Readers of this blog will know of my misadventure last year in moving a large, heavy, bulky elliptical machine from the top of my house to the bottom. Suffice it to say that unlike Humpty Dumpty, who I otherwise resemble, the machine was put back together again and had a few more good months before a final collapse. It is now in pieces, in the basement, with cobwebs and worse, like the old wreck that rode it for years--me. The old wreck has joined the local gym, the better to abuse the Ellipticals (ellipticii?) Stairmasters, Precors or whatever over there. The sight of me growling and huffing away resembles a polar bear in acute bowel distress no doubt, but I at least try to read while running, the better to improve my mid while my girth grows, Elliptcii or not.
What do you read in the gym? I've found that trash and smut work best, but I'm, usually too embarrassed to take my own advice. Recently, "The Lost Diary of Mary Queen of Scots" by Erickson had me mired in chick lit lite, historical fantasy with Mary Stuart consorting with Elizabeth I in a mud bath, alas not what you think. This was too fuzzy (muddy?) even for me, but I did finish the book. Better was Anthony Summers's bio of Frank Sinatra. Our Tony (!) has mafia on the brain, and the best bedfellows weren't Mia or Ava Gardner but Sam Giancana with the Kennedys. Who needs Marilyn?
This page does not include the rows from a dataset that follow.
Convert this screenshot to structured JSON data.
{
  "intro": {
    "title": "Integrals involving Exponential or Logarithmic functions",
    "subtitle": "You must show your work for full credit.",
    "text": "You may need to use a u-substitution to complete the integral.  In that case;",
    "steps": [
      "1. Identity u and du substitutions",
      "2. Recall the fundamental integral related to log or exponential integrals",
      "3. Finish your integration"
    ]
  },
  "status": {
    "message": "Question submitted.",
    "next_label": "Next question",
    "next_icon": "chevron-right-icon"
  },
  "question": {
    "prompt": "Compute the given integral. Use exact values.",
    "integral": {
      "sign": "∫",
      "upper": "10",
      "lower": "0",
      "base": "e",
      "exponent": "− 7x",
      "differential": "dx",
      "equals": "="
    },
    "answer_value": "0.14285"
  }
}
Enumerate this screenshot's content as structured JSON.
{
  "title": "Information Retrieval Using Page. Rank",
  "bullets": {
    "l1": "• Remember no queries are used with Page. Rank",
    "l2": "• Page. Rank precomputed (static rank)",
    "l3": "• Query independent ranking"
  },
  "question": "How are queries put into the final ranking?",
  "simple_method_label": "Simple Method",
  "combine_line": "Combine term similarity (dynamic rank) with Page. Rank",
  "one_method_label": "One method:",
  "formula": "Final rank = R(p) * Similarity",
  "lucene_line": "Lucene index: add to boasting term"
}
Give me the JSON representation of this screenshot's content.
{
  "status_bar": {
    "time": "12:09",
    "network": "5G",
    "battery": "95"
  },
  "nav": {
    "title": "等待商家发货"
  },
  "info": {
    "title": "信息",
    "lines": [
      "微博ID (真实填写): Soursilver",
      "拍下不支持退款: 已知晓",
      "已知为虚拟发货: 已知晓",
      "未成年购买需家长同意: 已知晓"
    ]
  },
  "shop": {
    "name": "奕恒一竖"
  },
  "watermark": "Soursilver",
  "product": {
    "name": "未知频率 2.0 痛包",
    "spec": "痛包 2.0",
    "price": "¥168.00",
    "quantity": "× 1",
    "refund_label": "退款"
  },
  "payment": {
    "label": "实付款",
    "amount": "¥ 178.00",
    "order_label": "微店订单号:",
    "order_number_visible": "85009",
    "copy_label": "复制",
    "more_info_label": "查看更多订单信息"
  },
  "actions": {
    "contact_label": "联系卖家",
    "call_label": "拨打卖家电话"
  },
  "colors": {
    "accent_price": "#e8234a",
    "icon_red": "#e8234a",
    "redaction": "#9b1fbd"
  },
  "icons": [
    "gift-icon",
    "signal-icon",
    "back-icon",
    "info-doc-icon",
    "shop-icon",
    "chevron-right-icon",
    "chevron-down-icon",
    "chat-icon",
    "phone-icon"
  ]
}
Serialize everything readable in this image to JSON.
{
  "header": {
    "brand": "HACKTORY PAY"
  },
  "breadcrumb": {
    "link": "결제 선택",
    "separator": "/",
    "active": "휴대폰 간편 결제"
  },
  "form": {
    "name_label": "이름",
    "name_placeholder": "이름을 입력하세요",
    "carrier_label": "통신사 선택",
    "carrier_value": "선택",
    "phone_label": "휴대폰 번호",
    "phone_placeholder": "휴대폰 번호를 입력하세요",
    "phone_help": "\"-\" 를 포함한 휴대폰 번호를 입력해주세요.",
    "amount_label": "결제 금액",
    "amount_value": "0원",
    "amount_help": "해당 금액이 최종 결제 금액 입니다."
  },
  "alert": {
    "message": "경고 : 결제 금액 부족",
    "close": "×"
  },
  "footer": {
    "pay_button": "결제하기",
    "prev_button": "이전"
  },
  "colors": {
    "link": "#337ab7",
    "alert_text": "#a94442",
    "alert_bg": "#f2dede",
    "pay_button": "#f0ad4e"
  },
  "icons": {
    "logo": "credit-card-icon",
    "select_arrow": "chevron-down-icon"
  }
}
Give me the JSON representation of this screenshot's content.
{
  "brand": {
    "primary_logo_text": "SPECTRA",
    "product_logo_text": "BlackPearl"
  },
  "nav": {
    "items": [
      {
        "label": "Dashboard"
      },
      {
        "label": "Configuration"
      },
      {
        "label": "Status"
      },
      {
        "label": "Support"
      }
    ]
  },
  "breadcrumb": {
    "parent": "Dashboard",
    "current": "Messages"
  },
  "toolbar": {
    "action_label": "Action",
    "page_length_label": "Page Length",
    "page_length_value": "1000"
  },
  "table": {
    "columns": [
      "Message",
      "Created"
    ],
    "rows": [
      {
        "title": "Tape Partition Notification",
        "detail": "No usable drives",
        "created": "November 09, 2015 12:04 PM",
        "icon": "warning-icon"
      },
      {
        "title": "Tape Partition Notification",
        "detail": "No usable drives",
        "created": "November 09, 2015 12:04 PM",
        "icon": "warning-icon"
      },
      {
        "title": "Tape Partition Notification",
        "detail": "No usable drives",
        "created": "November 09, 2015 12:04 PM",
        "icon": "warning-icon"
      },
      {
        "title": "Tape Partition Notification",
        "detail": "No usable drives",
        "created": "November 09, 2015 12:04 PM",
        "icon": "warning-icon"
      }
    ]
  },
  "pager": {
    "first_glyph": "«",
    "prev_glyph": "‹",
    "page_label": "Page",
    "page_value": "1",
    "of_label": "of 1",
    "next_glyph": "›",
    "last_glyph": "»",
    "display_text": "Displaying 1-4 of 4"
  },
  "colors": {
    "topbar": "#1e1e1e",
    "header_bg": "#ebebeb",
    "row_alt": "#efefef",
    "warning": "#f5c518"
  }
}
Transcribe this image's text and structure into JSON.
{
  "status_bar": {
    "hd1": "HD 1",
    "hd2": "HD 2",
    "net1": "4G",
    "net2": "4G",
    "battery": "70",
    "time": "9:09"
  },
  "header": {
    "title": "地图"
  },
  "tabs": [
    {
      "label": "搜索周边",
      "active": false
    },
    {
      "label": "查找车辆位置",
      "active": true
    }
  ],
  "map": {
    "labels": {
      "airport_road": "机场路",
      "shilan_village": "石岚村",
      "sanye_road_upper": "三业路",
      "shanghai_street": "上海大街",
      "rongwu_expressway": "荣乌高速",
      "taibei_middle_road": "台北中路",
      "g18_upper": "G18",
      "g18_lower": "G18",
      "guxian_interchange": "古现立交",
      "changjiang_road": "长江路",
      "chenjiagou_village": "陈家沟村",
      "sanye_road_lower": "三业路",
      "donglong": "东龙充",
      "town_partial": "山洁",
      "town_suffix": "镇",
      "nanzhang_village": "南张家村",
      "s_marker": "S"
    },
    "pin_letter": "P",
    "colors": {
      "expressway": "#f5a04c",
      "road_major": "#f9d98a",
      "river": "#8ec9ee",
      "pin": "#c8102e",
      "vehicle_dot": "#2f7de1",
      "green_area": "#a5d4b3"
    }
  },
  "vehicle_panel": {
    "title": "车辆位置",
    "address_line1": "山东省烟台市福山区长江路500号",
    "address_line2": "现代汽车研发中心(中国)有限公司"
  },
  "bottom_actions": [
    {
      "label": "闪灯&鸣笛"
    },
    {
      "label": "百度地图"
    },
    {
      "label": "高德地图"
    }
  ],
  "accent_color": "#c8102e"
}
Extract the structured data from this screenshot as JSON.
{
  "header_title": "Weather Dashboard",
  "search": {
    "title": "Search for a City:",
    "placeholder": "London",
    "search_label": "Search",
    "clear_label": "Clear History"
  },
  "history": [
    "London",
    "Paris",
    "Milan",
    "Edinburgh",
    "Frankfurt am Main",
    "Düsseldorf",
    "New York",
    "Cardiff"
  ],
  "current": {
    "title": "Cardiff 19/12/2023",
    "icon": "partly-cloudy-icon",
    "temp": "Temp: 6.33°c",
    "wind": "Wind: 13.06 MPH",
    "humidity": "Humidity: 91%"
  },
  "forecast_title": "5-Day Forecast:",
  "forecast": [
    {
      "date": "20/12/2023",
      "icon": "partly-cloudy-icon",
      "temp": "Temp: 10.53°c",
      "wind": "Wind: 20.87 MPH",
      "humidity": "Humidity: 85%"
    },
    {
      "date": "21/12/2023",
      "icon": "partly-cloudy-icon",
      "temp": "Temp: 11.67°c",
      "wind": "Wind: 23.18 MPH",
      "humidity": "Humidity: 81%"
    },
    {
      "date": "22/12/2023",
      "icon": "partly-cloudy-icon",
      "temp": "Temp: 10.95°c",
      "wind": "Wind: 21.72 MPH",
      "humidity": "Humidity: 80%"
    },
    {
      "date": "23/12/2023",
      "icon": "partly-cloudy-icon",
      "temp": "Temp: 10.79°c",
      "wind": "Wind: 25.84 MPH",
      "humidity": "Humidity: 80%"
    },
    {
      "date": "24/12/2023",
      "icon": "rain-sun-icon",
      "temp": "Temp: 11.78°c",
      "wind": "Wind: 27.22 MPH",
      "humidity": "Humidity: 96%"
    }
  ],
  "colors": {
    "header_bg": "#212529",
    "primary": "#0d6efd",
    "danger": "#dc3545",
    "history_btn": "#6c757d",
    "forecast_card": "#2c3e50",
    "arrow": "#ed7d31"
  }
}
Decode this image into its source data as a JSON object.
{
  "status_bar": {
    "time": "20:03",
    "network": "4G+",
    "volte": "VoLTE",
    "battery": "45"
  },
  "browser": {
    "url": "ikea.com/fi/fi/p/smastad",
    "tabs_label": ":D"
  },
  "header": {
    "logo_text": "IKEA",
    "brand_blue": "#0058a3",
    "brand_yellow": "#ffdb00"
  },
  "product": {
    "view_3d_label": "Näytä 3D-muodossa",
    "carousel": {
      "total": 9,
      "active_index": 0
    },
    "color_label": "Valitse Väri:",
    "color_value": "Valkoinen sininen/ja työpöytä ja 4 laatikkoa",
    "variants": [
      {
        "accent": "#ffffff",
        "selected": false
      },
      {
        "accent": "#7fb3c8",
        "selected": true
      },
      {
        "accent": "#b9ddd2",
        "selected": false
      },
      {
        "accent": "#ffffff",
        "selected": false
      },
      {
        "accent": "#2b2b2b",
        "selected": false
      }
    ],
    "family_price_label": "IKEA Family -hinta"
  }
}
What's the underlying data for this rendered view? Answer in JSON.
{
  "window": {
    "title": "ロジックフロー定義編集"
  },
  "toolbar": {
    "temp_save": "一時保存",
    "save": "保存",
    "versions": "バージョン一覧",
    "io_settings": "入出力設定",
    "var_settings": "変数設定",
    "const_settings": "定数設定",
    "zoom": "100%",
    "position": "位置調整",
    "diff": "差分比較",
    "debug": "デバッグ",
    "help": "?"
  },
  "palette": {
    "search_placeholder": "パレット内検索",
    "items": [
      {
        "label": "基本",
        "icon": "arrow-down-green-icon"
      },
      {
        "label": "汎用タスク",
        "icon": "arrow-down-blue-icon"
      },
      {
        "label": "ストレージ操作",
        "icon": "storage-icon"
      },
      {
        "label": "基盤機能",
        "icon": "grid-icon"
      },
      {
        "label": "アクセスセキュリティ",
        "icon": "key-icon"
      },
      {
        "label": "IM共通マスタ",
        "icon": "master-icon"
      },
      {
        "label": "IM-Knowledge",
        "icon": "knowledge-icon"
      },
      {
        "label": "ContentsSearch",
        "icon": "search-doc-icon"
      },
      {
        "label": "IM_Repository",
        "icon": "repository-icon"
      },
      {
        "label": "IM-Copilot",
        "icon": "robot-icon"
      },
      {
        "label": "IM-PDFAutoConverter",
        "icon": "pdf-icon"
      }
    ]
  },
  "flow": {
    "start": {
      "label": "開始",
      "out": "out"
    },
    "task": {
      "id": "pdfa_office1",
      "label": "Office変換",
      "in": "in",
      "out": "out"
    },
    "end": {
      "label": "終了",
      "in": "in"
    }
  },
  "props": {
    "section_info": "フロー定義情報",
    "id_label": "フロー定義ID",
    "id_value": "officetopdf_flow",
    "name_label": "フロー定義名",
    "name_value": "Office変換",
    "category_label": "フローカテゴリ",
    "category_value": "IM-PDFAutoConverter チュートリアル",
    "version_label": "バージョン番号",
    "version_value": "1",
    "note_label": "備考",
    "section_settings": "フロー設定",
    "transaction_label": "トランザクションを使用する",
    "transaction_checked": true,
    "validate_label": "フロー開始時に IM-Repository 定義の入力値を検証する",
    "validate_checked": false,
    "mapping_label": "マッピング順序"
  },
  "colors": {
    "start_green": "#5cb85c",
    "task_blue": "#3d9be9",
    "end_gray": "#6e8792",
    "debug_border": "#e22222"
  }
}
Michael Holyrood's very, very long book about Henry Irving and Ellen Terry and Gordon Craig and all their friends and relations over 100 years of the British and European theatre (re please, theatre) was, like this sentence, long, long, long. I kept thinking as I pounded away, Are these people ever going to die?! They did. A bio of the Queen Mum was okay, if you like twee and lilacs. I kept hoping she'd beat up a chamber maid or do a hit and run on the Duchess of Windsor or at least spill a little of the pink gin, but no. William Shawcross's new 1000 page "authorized" bio of the late Royal Mother is on my list. The papers thanked the abdication crisis for adding a little spice to the sugar, even a spot of bother but that isn't until page 431! I may lose weight on that one. "The Tenors" had the attractive Placido-Luciano-Jose buddy boy photo on the dust jacket, but you'd better want to know about Heddle Nash and the rest of 'em too.
And then there's "Practising Catholic" by James Carroll. He focuses on the 60s,when he was studying for the priesthood with the socially aware Paulist Fathers, and its nice to see a hero made of the Prince of my youth, Richard Cardinal Cushing, who survives today in memory as an irascible old guy with more than a touch of the Irish virus. His diplomatic skills and bloody smarts are shown time and again. Reading light this is not, but a provocative, sometimes infuriating bloody good read it certainly is. Books like this will keep me going to the gym. Tell me I'm losing weight. Go ahead, lie to me!